Pound was firmly “in” by the waning months of 1911. He was surprised the offices were “two cells inside a printing press,” but that hardly mattered given the depth of talent at the paper. It’s likely he’d met Hastings and Orage socially before they met professionally; Pound’s personal list of “delightful people” included New Age writers Hulme, Richard Aldington, Allen Upward, Frank (F.S) Flint, Wyndham Lewis (who briefly wrote for the paper in 1911 and 1912), and a mutual acquaintance, the literary power broker Ford Madox Hueffer. Hastings pulled Frank Flint out of the slush pile in 1908 when Flint still wrote ‘verse,’ and for a while had him writing reviews. One was Flint's favorable review of Personae quoting in entirety ‘And Thus in Nineveh’ (F.S. Flint Personae N.A. 27 May 1909.) Once Flint became an apostate and talked about shedding “old devices” — regular metrical beat and rhyming — 'Beatrice Tina' Hastings asked him to explain his rules ever so slightly more explicitly. Was it permissible to write a sonnet? Flint followed Hastings' banter with, “Miss Tina could write what she wished and command attention,” explaining he liked free rhythm because it was spontaneous (F.S. Flint 'Scorn Not the Sonnet' Letter to the Editor 20 January 1910).
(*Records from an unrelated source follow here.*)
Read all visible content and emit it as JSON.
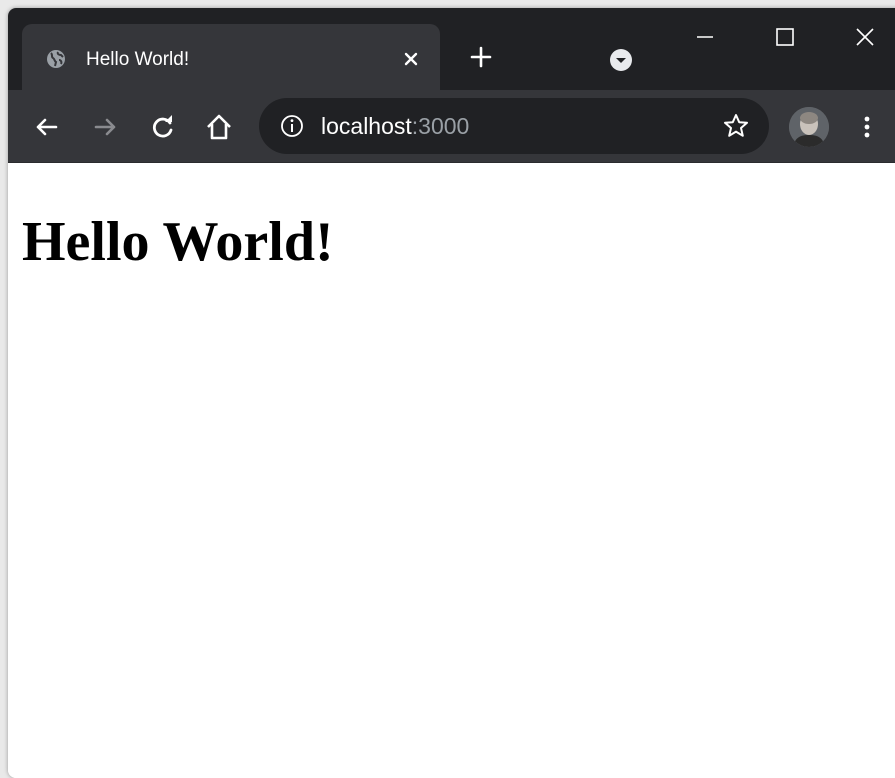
{
  "tab": {
    "title": "Hello World!",
    "favicon": "globe-icon"
  },
  "toolbar": {
    "back_icon": "arrow-left-icon",
    "forward_icon": "arrow-right-icon",
    "reload_icon": "reload-icon",
    "home_icon": "home-icon",
    "info_icon": "info-icon",
    "bookmark_icon": "star-icon",
    "menu_icon": "more-vertical-icon"
  },
  "address": {
    "host": "localhost",
    "port": ":3000"
  },
  "page": {
    "heading": "Hello World!"
  },
  "theme": {
    "titlebar": "#202124",
    "tab_active": "#35363a",
    "text": "#ffffff",
    "muted_text": "#9aa0a6"
  }
}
Flint flattered her — Hastings was an indifferent poet—unless it was comic verse in which case she shone. Hastings made up her own rules about language. She brashly turned nouns into adverbs (“fireworky”) and anglicized French verbs –they “agaced from start to finish, but not to set your teeth on edge,” from agacer, to irritate or excite. Targeting Pound in 1913, Hastings joyfully exploited her working knowledge of French. Simultaneously she ridiculed the movement towards simplified spelling and roistered John Masefield for descending into the vernacular in Nan. Practically no one was exempt, including the big establishment writers Arnold Bennett and H.G. Wells and promising newcomers (Hastings' examples of overrated writers included Rupert Brooke and Kenneth Grahame, especially Grahame). So Hastings may have surprised herself when she reacted favorably to “Seafarer.” “A poem, indeed!” she exhaled twenty-five years later looking back at Pound's debut in a 1936 publication The “Old” New Age, Orage and Others.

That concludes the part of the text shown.